F1.4クラスの大口径レンズの中では、前述の通り最もお手頃な価格かつ、サイズ的にも小型軽量で使いやすい。今回もFlickrに作例をアップしておいたので参考にどうぞ。なお今回は記事としてはNewタイプで作っているが、作例の一部は無印タイプのものも含まれているのであらかじめお断りしておく。α100での作例は基本的に無印でのものだ。

現在、このクラスの50mmは最新のモノを除くと各社似たような6群7枚といったところに落ち着いているので、描写の傾向としてもだいたい似てくる。その中でミノルタならではの味の部分がどの程度あるのかというと、他社のものを使い込んだ事もないのでわからないが、コントラストがガチガチにならず、どこか柔らかさを感じさせる描写ではないかなと思っている。
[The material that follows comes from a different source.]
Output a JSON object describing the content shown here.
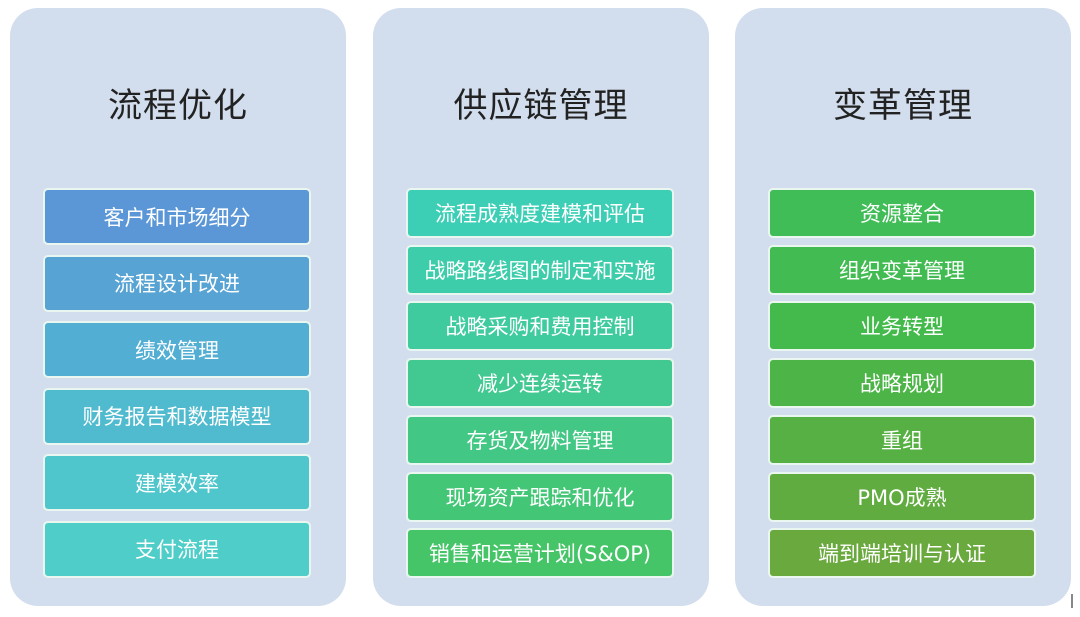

なお、ソニーからは先述の通りこのレンズを引き継いだ50mm F1.4が販売されており、その他に同スペックで最新設計の50mm F1.4 ZAが発売を控えている。とはいえZAについては同じなのは焦点距離と明るさだけで、あとは大きさも価格も何もかも格が違う、というのが展示会で見た時の感想だ。

そんなわけで、かつてAPS-Cのカメラを使っていた頃はスーパーサブ的な扱いが多かったこのレンズだが、現在は単焦点一本勝負でスナップに出る時などに使う事が多い。そうした時にこのレンズの扱いやすい焦点距離、αマウントではこれ以上望めない明るさ、その割に小型軽量という特徴が生きてくる。ある意味では最も汎用性の高いレンズの一つかもしれない。まさしく「標準」レンズなのだ。

50ZAを横目に見つつも、当面の間はこのレンズと付き合っていくつもりだ。